Monday, May 5, 2008

10am Cinco de Mayo

Michael has wonderfully written the last 2 updates....after reading them I had nothing to add. Now, my turn..

Laine is a fighter. With the pain killers being reduced such as Morphine drip.....she rallies forward to her recuperation. Some moments she looks incredibly frustrated, other moments deeply emotional as to what and why she is at UofK. For a mother....this absolutely breaks my heart. I tell her that this will be the most difficult part of the "long & winding road" for she has to set a pain threshold and 'be comfortable in the uncomfortable'. (those of you close to Laine....will smile at that line). She nods and only once in awhile does Laine wake with a grimace of terror and heartache stretched across her beautiful face as if reliving that tragic moment. That too, kills me inside. I still have yet to inform my precious baby daughter that Frodo, the love of her life.....is gone. Timing will make itself clear as to when that moment will be justified. Laine has remained strong throughout these 9 days and I with her father Michael.....are so proud of her. She is making our roles as parents more bearable through this horrific ordeal. She knows us so well. It's those qualities that make her stand-out, embrace Life, love people and be thriving with her equine children that make our 24 yr old daughter so special. Laine will be an incredible asset down the road for young and old alike..and example of a real champion and Olympic competitor. If I am able to find a gentleman down the road with even half of her qualities.....it will be a lovely surprise. I am forever grateful that someone Greater did not separate the Ashker duo and that perhaps I might wear my red cowboy boots and chase Laine from out of the start box soon once again. I love Life. I love that some of us are fortunate to get second chances. I am a very happy woman and proud to be Laine's mother.

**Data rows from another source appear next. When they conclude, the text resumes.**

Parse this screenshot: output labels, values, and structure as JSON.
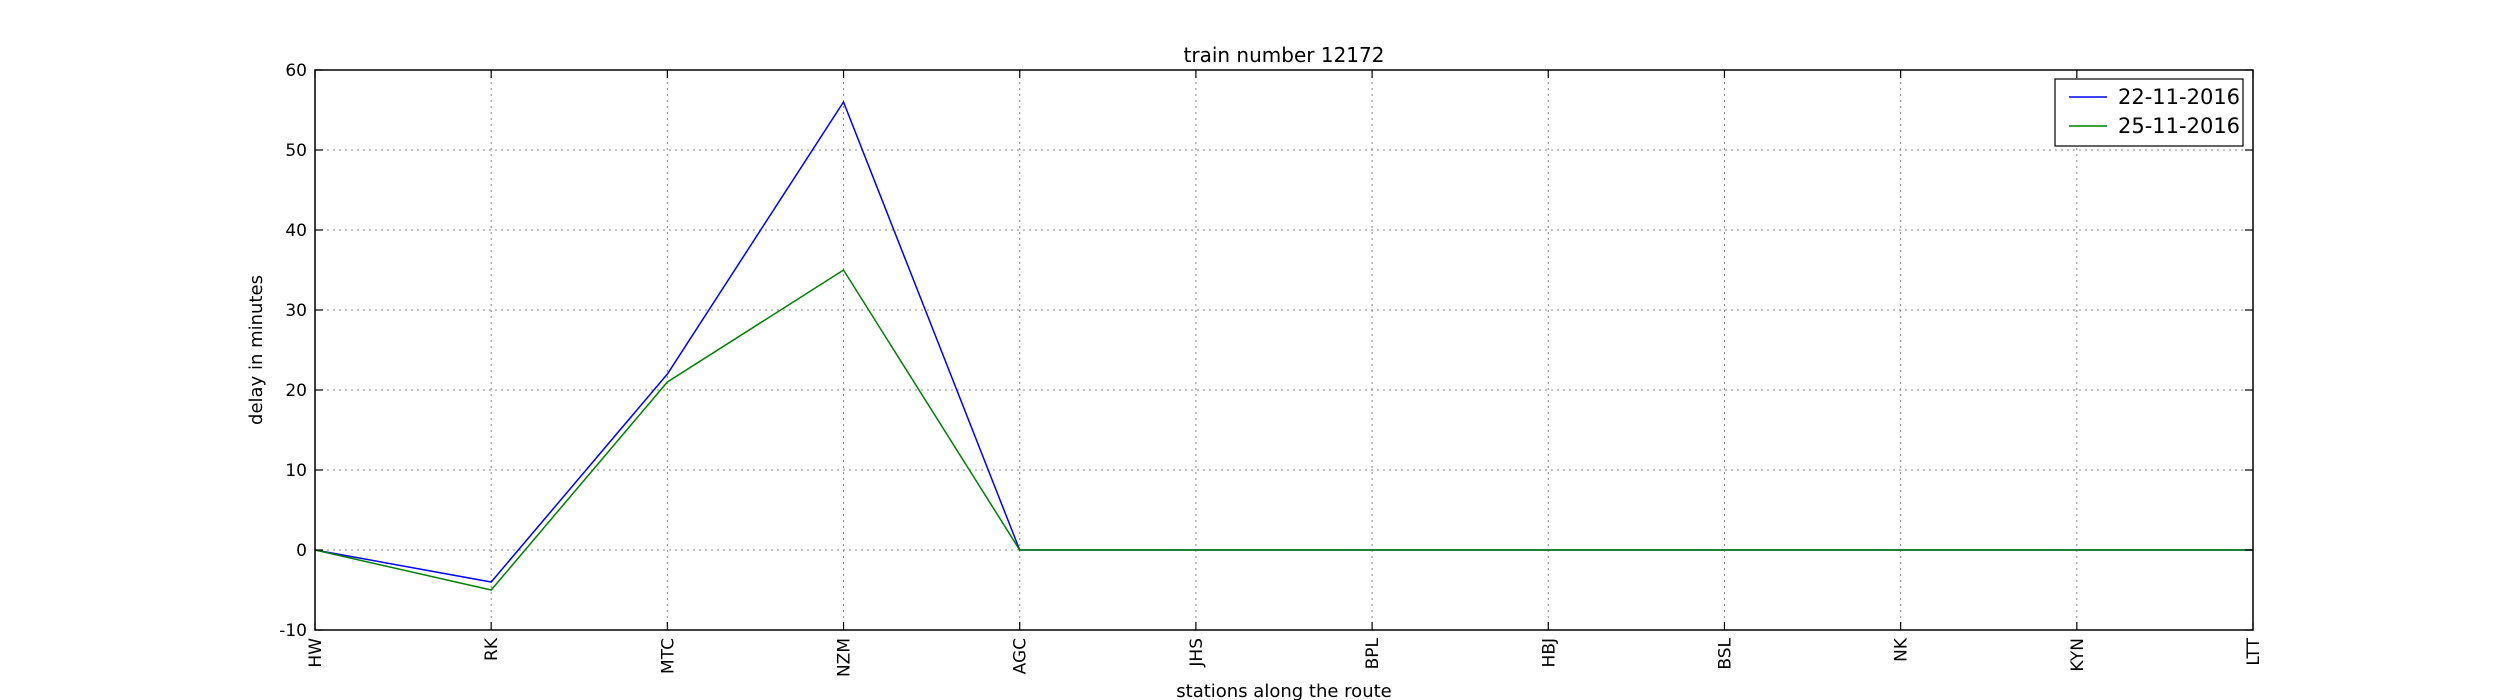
{
  "chart_data": {
    "type": "line",
    "title": "train number 12172",
    "xlabel": "stations along the route",
    "ylabel": "delay in minutes",
    "categories": [
      "HW",
      "RK",
      "MTC",
      "NZM",
      "AGC",
      "JHS",
      "BPL",
      "HBJ",
      "BSL",
      "NK",
      "KYN",
      "LTT"
    ],
    "ylim": [
      -10,
      60
    ],
    "yticks": [
      -10,
      0,
      10,
      20,
      30,
      40,
      50,
      60
    ],
    "grid": true,
    "legend_position": "top-right",
    "series": [
      {
        "name": "22-11-2016",
        "color": "#0000ff",
        "values": [
          0,
          -4,
          22,
          56,
          0,
          0,
          0,
          0,
          0,
          0,
          0,
          0
        ]
      },
      {
        "name": "25-11-2016",
        "color": "#008000",
        "values": [
          0,
          -5,
          21,
          35,
          0,
          0,
          0,
          0,
          0,
          0,
          0,
          0
        ]
      }
    ]
  }
}
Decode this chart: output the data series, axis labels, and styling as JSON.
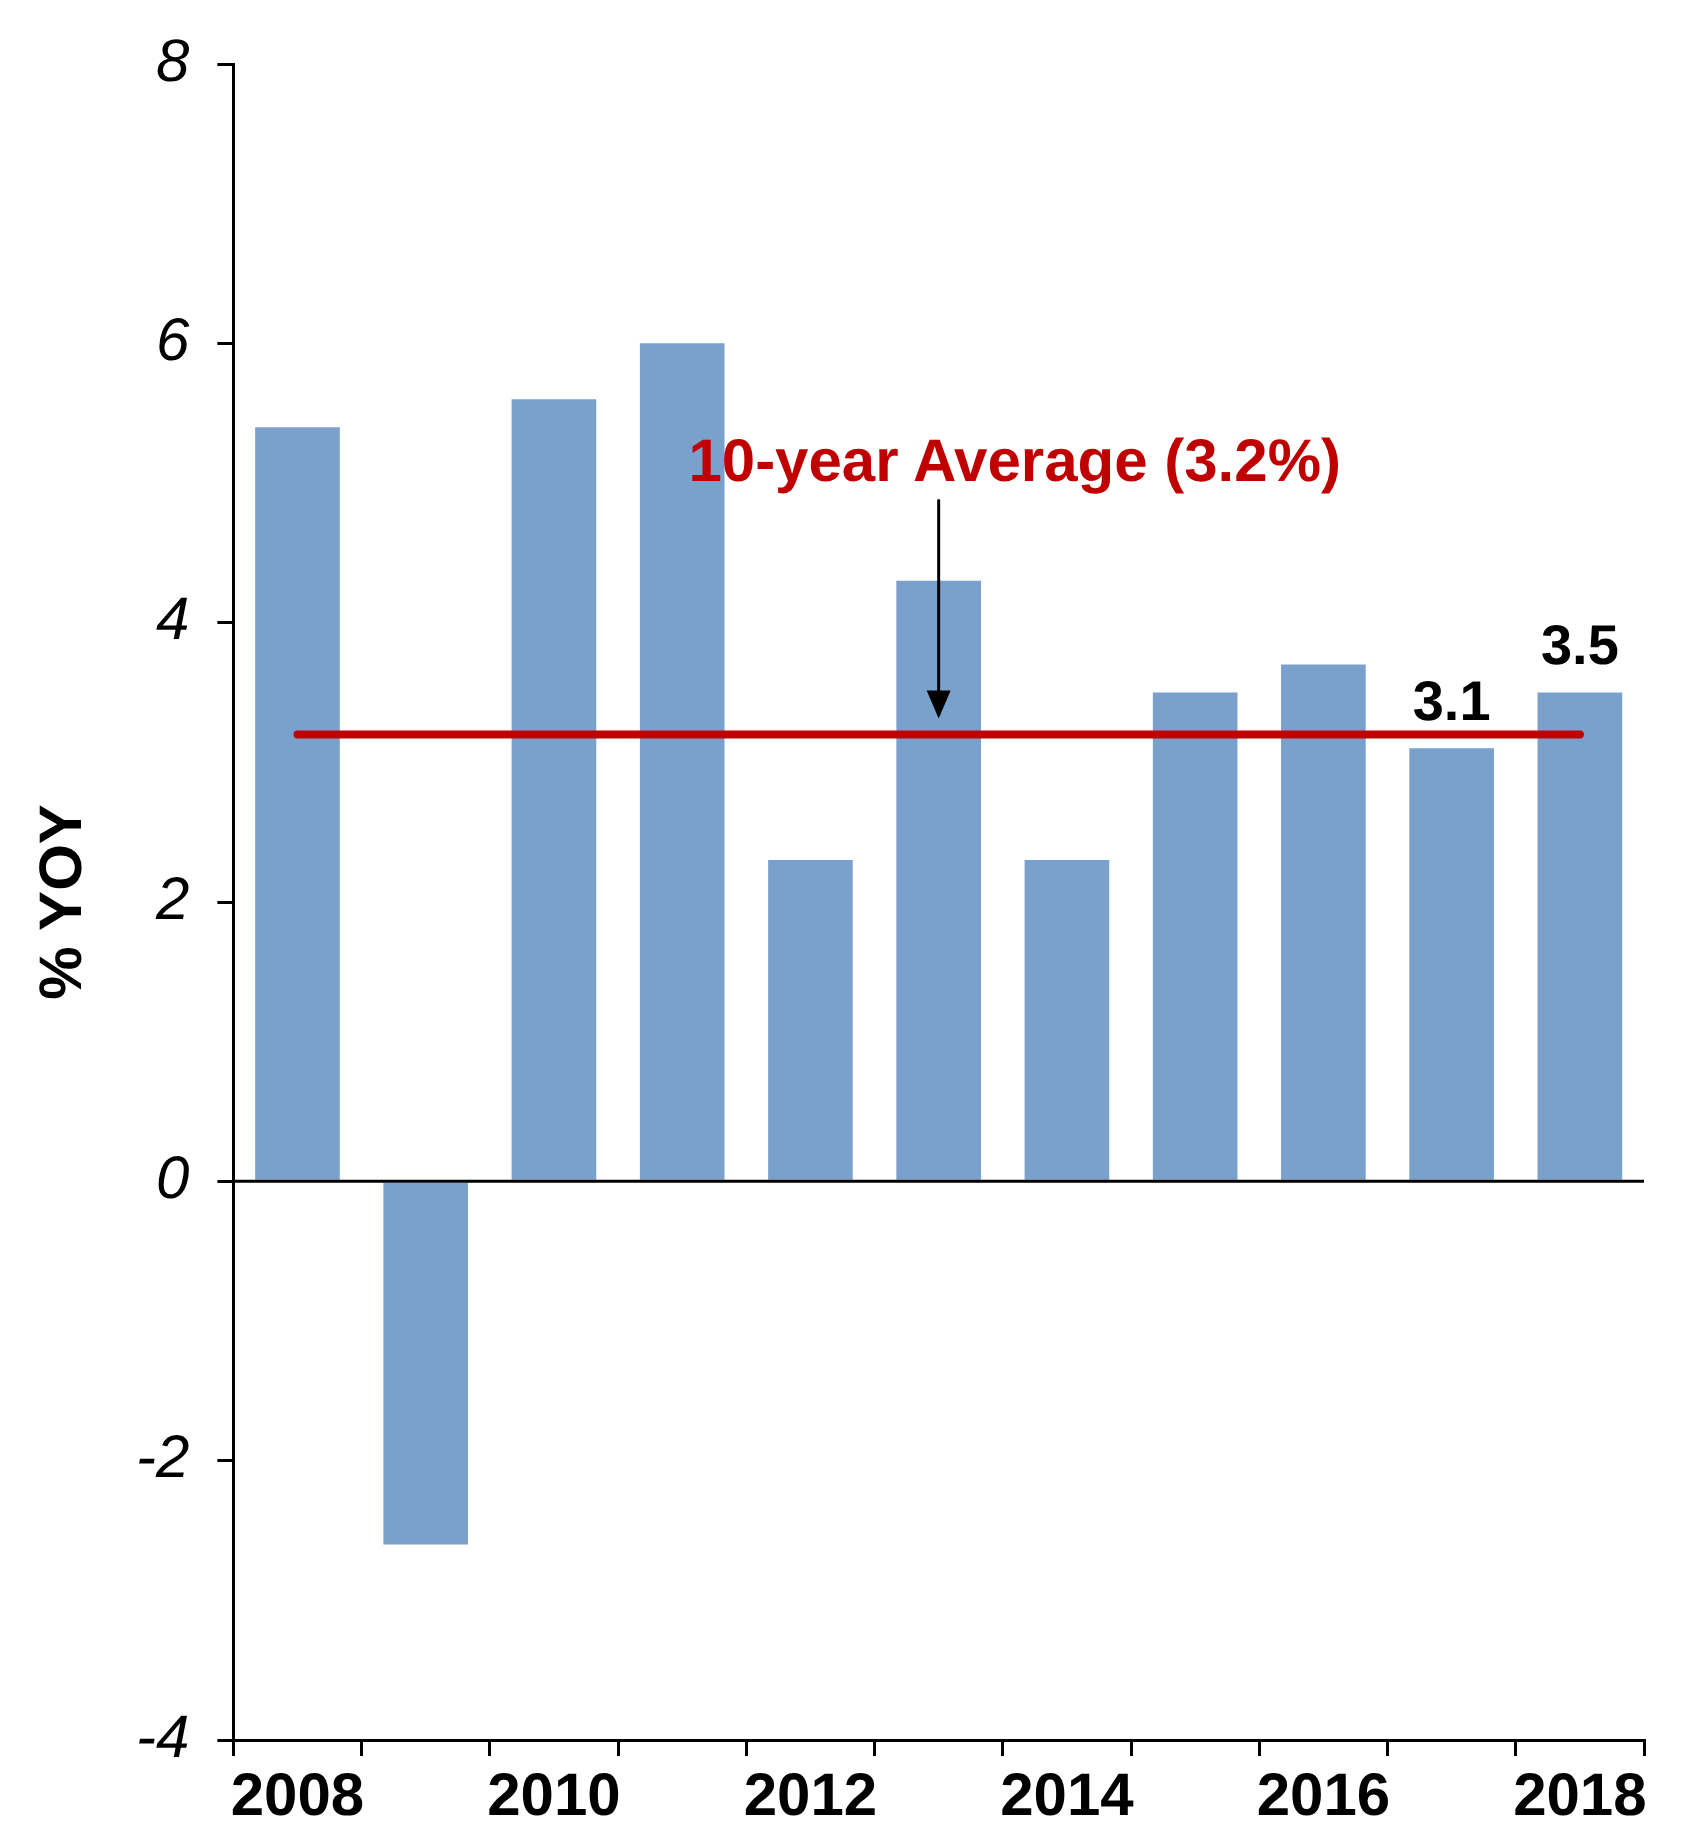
{
  "chart_data": {
    "type": "bar",
    "ylabel": "% YOY",
    "categories": [
      "2008",
      null,
      "2010",
      null,
      "2012",
      null,
      "2014",
      null,
      "2016",
      null,
      "2018"
    ],
    "values": [
      5.4,
      -2.6,
      5.6,
      6.0,
      2.3,
      4.3,
      2.3,
      3.5,
      3.7,
      3.1,
      3.5
    ],
    "value_labels": [
      null,
      null,
      null,
      null,
      null,
      null,
      null,
      null,
      null,
      "3.1",
      "3.5"
    ],
    "color": "#7aa0cc",
    "ylim": [
      -4,
      8
    ],
    "yticks": [
      -4,
      -2,
      0,
      2,
      4,
      6,
      8
    ],
    "ref_lines": [
      {
        "axis": "y",
        "value": 3.2,
        "label": "10-year Average (3.2%)",
        "color": "#c00000"
      }
    ],
    "legend": false
  }
}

The left chest tube came out this morning. Laine sat up in a chair yesterday....a request she made known 2-3 days ago, but she lasted only 5 minutes or so.....due to her ribs and lack of strength. It's ok.....the chair will be waiting for today's progress. One of her nose tubes was taken yesterday too.......so now remaining is the feed tube.....Jenny Craig diet extreme! With her jaw wired shut Smoothie King will be Laine' new breakfast of Champions! Lunch and dinner too. 6 weeks.....then grandpa's fried Chicken! Grandma's lemon meringue pie will nicely process in a straw! I can't wait for her to come HOME.........
we might be moved to another floor in 2-3 days after she is completely off the drip line, ventilator and remaining lung tube. Lainey is getting quite a bit of rattle in her trachea tube so that needs to minimize so a nurse doesn't have to clear it every 2 hours. Physical therapy will lie ahead and counseling from loved ones and counselors to get her to manage her grief. Eric and Alex along with Baby Seajack will undoubtedly be the richest sources of inspiration for her to rebuild. Boy do we love our horses. So vital for our personal happiness in life.
I will now close and go to the little cubical to be with my girl and watch her sleep.......and pray her recuperation will be continued daily step by step progress. We are so damn lucky. We have an angel watching over us. Both Michael and I are blessed to have Laine Evion Ashker as our daughter. What did I ever do in my life to deserve such a gift? I grab it without question and will never look back.

time to knit beside her bedside...my mom's sweater is looking great....just like my baby.